3. Conan the Barbarian
With a cult following from the graphic novels which spawned him and large enoaugh to warrant a big picture treatment, Conan The Barbarian changed a lot about Hollywood. It was the movie that made Arnold Schwarzenegger a star, as the whole world was introduced to a man who reinvigorate and revolutionize action movies for the next 20 years before shocking the world and becoming Governor of California. It made fantasy-type movies accessible to the public, as the sword and sorcery aspect of cinema showed to be a commercially viable property.

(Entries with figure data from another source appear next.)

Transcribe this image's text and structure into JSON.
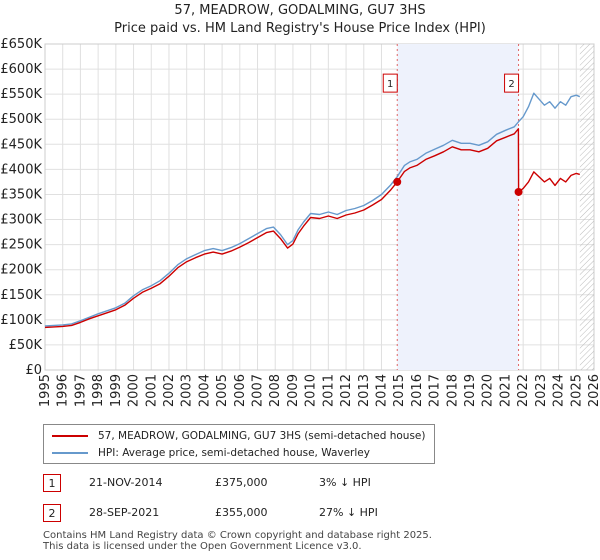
{
  "chart_data": {
    "type": "line",
    "title": "57, MEADROW, GODALMING, GU7 3HS",
    "subtitle": "Price paid vs. HM Land Registry's House Price Index (HPI)",
    "xlim": [
      1995,
      2026
    ],
    "ylim": [
      0,
      650000
    ],
    "x_ticks": [
      "1995",
      "1996",
      "1997",
      "1998",
      "1999",
      "2000",
      "2001",
      "2002",
      "2003",
      "2004",
      "2005",
      "2006",
      "2007",
      "2008",
      "2009",
      "2010",
      "2011",
      "2012",
      "2013",
      "2014",
      "2015",
      "2016",
      "2017",
      "2018",
      "2019",
      "2020",
      "2021",
      "2022",
      "2023",
      "2024",
      "2025",
      "2026"
    ],
    "y_ticks": [
      {
        "value": 0,
        "label": "£0"
      },
      {
        "value": 50000,
        "label": "£50K"
      },
      {
        "value": 100000,
        "label": "£100K"
      },
      {
        "value": 150000,
        "label": "£150K"
      },
      {
        "value": 200000,
        "label": "£200K"
      },
      {
        "value": 250000,
        "label": "£250K"
      },
      {
        "value": 300000,
        "label": "£300K"
      },
      {
        "value": 350000,
        "label": "£350K"
      },
      {
        "value": 400000,
        "label": "£400K"
      },
      {
        "value": 450000,
        "label": "£450K"
      },
      {
        "value": 500000,
        "label": "£500K"
      },
      {
        "value": 550000,
        "label": "£550K"
      },
      {
        "value": 600000,
        "label": "£600K"
      },
      {
        "value": 650000,
        "label": "£650K"
      }
    ],
    "shaded_region": {
      "from": 2014.89,
      "to": 2021.74
    },
    "future_hatch_from": 2025.2,
    "series": [
      {
        "name": "HPI: Average price, semi-detached house, Waverley",
        "color": "#6699cc",
        "x": [
          1995.0,
          1995.5,
          1996.0,
          1996.5,
          1997.0,
          1997.5,
          1998.0,
          1998.5,
          1999.0,
          1999.5,
          2000.0,
          2000.5,
          2001.0,
          2001.5,
          2002.0,
          2002.5,
          2003.0,
          2003.5,
          2004.0,
          2004.5,
          2005.0,
          2005.5,
          2006.0,
          2006.5,
          2007.0,
          2007.5,
          2007.9,
          2008.3,
          2008.7,
          2009.0,
          2009.3,
          2009.6,
          2010.0,
          2010.5,
          2011.0,
          2011.5,
          2012.0,
          2012.5,
          2013.0,
          2013.5,
          2014.0,
          2014.5,
          2014.9,
          2015.3,
          2015.6,
          2016.0,
          2016.5,
          2017.0,
          2017.5,
          2018.0,
          2018.5,
          2019.0,
          2019.5,
          2020.0,
          2020.5,
          2021.0,
          2021.5,
          2021.74,
          2022.0,
          2022.3,
          2022.6,
          2022.9,
          2023.2,
          2023.5,
          2023.8,
          2024.1,
          2024.4,
          2024.7,
          2025.0,
          2025.2
        ],
        "values": [
          88000,
          89000,
          90000,
          92000,
          98000,
          105000,
          112000,
          118000,
          124000,
          133000,
          148000,
          160000,
          168000,
          178000,
          193000,
          210000,
          222000,
          230000,
          238000,
          242000,
          238000,
          244000,
          252000,
          262000,
          272000,
          282000,
          285000,
          270000,
          250000,
          258000,
          280000,
          295000,
          312000,
          310000,
          315000,
          310000,
          318000,
          322000,
          328000,
          338000,
          350000,
          368000,
          386000,
          408000,
          415000,
          420000,
          432000,
          440000,
          448000,
          458000,
          452000,
          452000,
          448000,
          455000,
          470000,
          478000,
          485000,
          495000,
          505000,
          525000,
          552000,
          540000,
          528000,
          535000,
          522000,
          535000,
          528000,
          545000,
          548000,
          545000
        ]
      },
      {
        "name": "57, MEADROW, GODALMING, GU7 3HS (semi-detached house)",
        "color": "#cc0000",
        "x": [
          1995.0,
          1995.5,
          1996.0,
          1996.5,
          1997.0,
          1997.5,
          1998.0,
          1998.5,
          1999.0,
          1999.5,
          2000.0,
          2000.5,
          2001.0,
          2001.5,
          2002.0,
          2002.5,
          2003.0,
          2003.5,
          2004.0,
          2004.5,
          2005.0,
          2005.5,
          2006.0,
          2006.5,
          2007.0,
          2007.5,
          2007.9,
          2008.3,
          2008.7,
          2009.0,
          2009.3,
          2009.6,
          2010.0,
          2010.5,
          2011.0,
          2011.5,
          2012.0,
          2012.5,
          2013.0,
          2013.5,
          2014.0,
          2014.5,
          2014.89,
          2015.3,
          2015.6,
          2016.0,
          2016.5,
          2017.0,
          2017.5,
          2018.0,
          2018.5,
          2019.0,
          2019.5,
          2020.0,
          2020.5,
          2021.0,
          2021.5,
          2021.73,
          2021.74,
          2022.0,
          2022.3,
          2022.6,
          2022.9,
          2023.2,
          2023.5,
          2023.8,
          2024.1,
          2024.4,
          2024.7,
          2025.0,
          2025.2
        ],
        "values": [
          85000,
          86000,
          87000,
          89000,
          95000,
          102000,
          108000,
          114000,
          120000,
          129000,
          143000,
          155000,
          163000,
          172000,
          187000,
          204000,
          216000,
          224000,
          231000,
          235000,
          231000,
          237000,
          245000,
          254000,
          264000,
          274000,
          277000,
          262000,
          243000,
          251000,
          272000,
          287000,
          304000,
          302000,
          307000,
          302000,
          309000,
          313000,
          319000,
          329000,
          340000,
          358000,
          375000,
          396000,
          403000,
          408000,
          420000,
          427000,
          435000,
          445000,
          439000,
          439000,
          435000,
          442000,
          457000,
          464000,
          471000,
          481000,
          355000,
          362000,
          375000,
          395000,
          385000,
          375000,
          382000,
          368000,
          382000,
          375000,
          388000,
          392000,
          390000
        ]
      }
    ],
    "annotations": [
      {
        "label": "1",
        "x": 2014.89,
        "value": 375000,
        "box_value": 572000
      },
      {
        "label": "2",
        "x": 2021.74,
        "value": 355000,
        "box_value": 572000
      }
    ]
  },
  "legend": {
    "items": [
      {
        "label": "57, MEADROW, GODALMING, GU7 3HS (semi-detached house)",
        "color": "#cc0000"
      },
      {
        "label": "HPI: Average price, semi-detached house, Waverley",
        "color": "#6699cc"
      }
    ]
  },
  "sales": [
    {
      "num": "1",
      "date": "21-NOV-2014",
      "price": "£375,000",
      "hpi": "3% ↓ HPI"
    },
    {
      "num": "2",
      "date": "28-SEP-2021",
      "price": "£355,000",
      "hpi": "27% ↓ HPI"
    }
  ],
  "footer": {
    "line1": "Contains HM Land Registry data © Crown copyright and database right 2025.",
    "line2": "This data is licensed under the Open Government Licence v3.0."
  }
}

Without the success of Conan the Barbarian, a movie series like Lord of the Rings might not have happened. It was a door opener for an entire genre, and it wasn’t anything complex. It follows the origin of its title character and his quest for vengeance against the man who took his family, his village and his childhood in Thulsa Doom (James Earl Jones). What makes Conan the Barbarian still hold up for almost two decades is that it is still a showcase for the unbridled and unprecedented charisma of its main star coupled with a tight script, graphic violence and solid action sequences.
2. Spider-Man 2
One of the top grossing movies of 2001 and the signature franchise of Marvel Comics, Spider-Man came into theatres in the aftermath of the horrific events of September 11th, 2001. So when Spider-Man 2 was announced, doubts about its ability to draw as well as the first (as well as uneven reviews from critics for the original). And what a way to come out, as Spider-Man 2 would be one of the top rated and top-grossing movies of 2004.

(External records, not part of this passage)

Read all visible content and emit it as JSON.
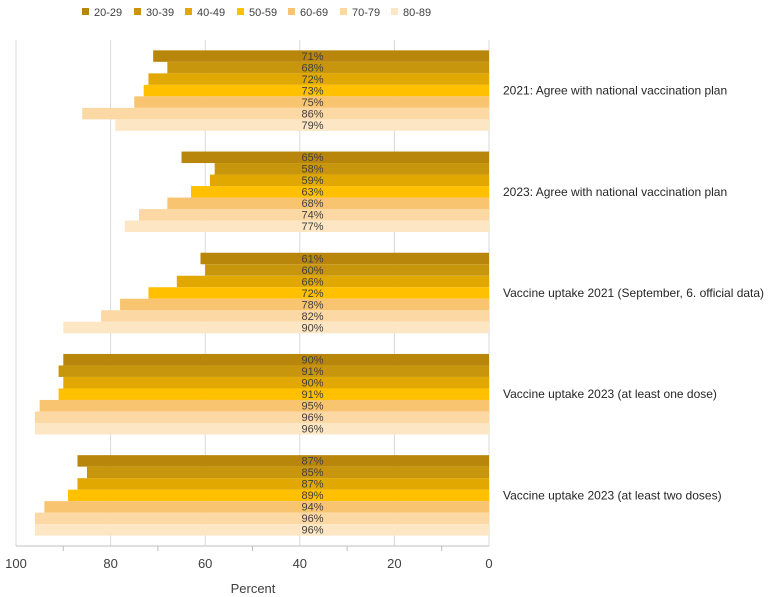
{
  "chart_data": {
    "type": "bar",
    "orientation": "horizontal",
    "x_axis_reversed": true,
    "xlabel": "Percent",
    "xlim": [
      0,
      100
    ],
    "x_ticks": [
      100,
      80,
      60,
      40,
      20,
      0
    ],
    "grid": "vertical",
    "legend_position": "top",
    "categories": [
      "2021: Agree with national vaccination plan",
      "2023: Agree with national vaccination plan",
      "Vaccine uptake 2021 (September, 6. official data)",
      "Vaccine uptake 2023 (at least one dose)",
      "Vaccine uptake 2023 (at least two doses)"
    ],
    "series": [
      {
        "name": "20-29",
        "color": "#b8860b",
        "values": [
          71,
          65,
          61,
          90,
          87
        ]
      },
      {
        "name": "30-39",
        "color": "#c8960c",
        "values": [
          68,
          58,
          60,
          91,
          85
        ]
      },
      {
        "name": "40-49",
        "color": "#e0a800",
        "values": [
          72,
          59,
          66,
          90,
          87
        ]
      },
      {
        "name": "50-59",
        "color": "#ffc000",
        "values": [
          73,
          63,
          72,
          91,
          89
        ]
      },
      {
        "name": "60-69",
        "color": "#f8c470",
        "values": [
          75,
          68,
          78,
          95,
          94
        ]
      },
      {
        "name": "70-79",
        "color": "#fbd8a4",
        "values": [
          86,
          74,
          82,
          96,
          96
        ]
      },
      {
        "name": "80-89",
        "color": "#fde6c3",
        "values": [
          79,
          77,
          90,
          96,
          96
        ]
      }
    ],
    "value_suffix": "%"
  }
}
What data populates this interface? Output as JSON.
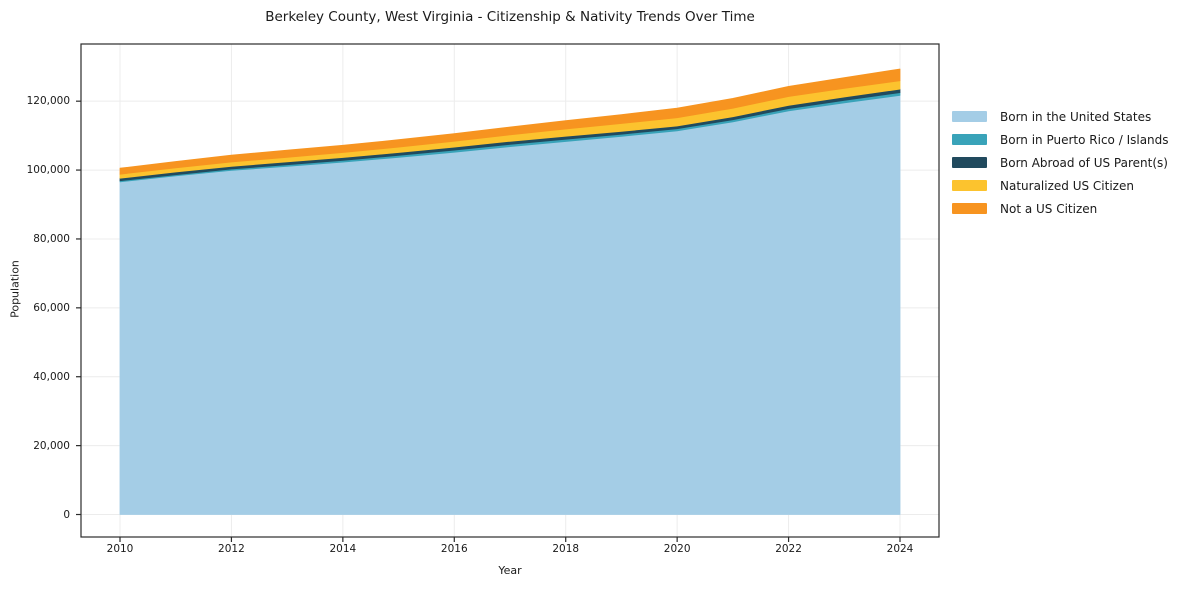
{
  "chart_data": {
    "type": "area",
    "stacked": true,
    "title": "Berkeley County, West Virginia - Citizenship & Nativity Trends Over Time",
    "xlabel": "Year",
    "ylabel": "Population",
    "x": [
      2010,
      2011,
      2012,
      2013,
      2014,
      2015,
      2016,
      2017,
      2018,
      2019,
      2020,
      2021,
      2022,
      2023,
      2024
    ],
    "series": [
      {
        "name": "Born in the United States",
        "color": "#a4cde6",
        "values": [
          96600,
          98300,
          99900,
          101100,
          102300,
          103700,
          105200,
          106800,
          108300,
          109800,
          111400,
          114000,
          117200,
          119500,
          121700
        ]
      },
      {
        "name": "Born in Puerto Rico / Islands",
        "color": "#39a3b9",
        "values": [
          300,
          350,
          400,
          450,
          500,
          550,
          600,
          650,
          650,
          620,
          600,
          620,
          650,
          720,
          800
        ]
      },
      {
        "name": "Born Abroad of US Parent(s)",
        "color": "#214a5e",
        "values": [
          750,
          780,
          800,
          820,
          840,
          860,
          880,
          900,
          870,
          840,
          800,
          880,
          950,
          980,
          1000
        ]
      },
      {
        "name": "Naturalized US Citizen",
        "color": "#fcc32e",
        "values": [
          1150,
          1200,
          1250,
          1350,
          1450,
          1550,
          1700,
          1900,
          2100,
          2250,
          2400,
          2450,
          2550,
          2500,
          2450
        ]
      },
      {
        "name": "Not a US Citizen",
        "color": "#f79420",
        "values": [
          1750,
          1850,
          2000,
          2050,
          2100,
          2150,
          2200,
          2250,
          2400,
          2600,
          2800,
          2850,
          2950,
          3150,
          3400
        ]
      }
    ],
    "x_ticks": [
      2010,
      2012,
      2014,
      2016,
      2018,
      2020,
      2022,
      2024
    ],
    "y_ticks": [
      0,
      20000,
      40000,
      60000,
      80000,
      100000,
      120000
    ],
    "xlim": [
      2009.3,
      2024.7
    ],
    "ylim": [
      -6530,
      136600
    ],
    "grid": true,
    "legend_position": "right-outside"
  },
  "style": {
    "background": "#ffffff",
    "grid_color": "#ececec",
    "axis_color": "#2b2b2b",
    "text_color": "#1a1a1a"
  }
}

Following where Spider-Man left off, Peter Parker (Tobey Maguire) is finding that being a college student, working, and trying to be a super-hero isn’t working out. Dealing with the travails of being a student, a growing animosity with his best friend Harry Osborne (James Franco) as well as trying to win the love of Mary Jane Watson (Kirsten Dunst) while maintaining his secret life leaves him neglecting everything in his life and suffering because of it. Throw into this mess a new enemy in Doctor Octopus (Alfred Molina) and life for the web-slinger isn’t shaping up to be all he had hoped. Spider-Man 2, with an easily accessible plot and characters developed strongly from the first movie, furthers the original’s ideals about what a hero is about and takes it further; Spider-Man 2 is about the sacrifices one has to make as a hero.
1. The Incredibles
The fact that this won an Academy Award for Best Animated Feature in 2004 is remarkable. But why it wasn’t nominated for Best Picture is more remarkable. The Incredibles wasn’t just a great animated movie, or even merely a great super hero themed movie. It was a great movie, period, and just as worthy as the five pictures nominated for Best Picture.
The Incredibles following two middle-aged super heroes Elastigirl and Mr. Incredible in retirement (voiced by Holly Hunter and Craig Nelson respectively). Settled into suburbia with three children, Mr. Incredible is lured out of retirement under the auspices of a new job. When it goes awry, his super-powered family has to come together and deal with both evil and each other in the best-written movie of 2004. With tremendous animation, a wonderful plot and terrific characters, The Incredibles is easily the best super-hero/comic book movie of them all.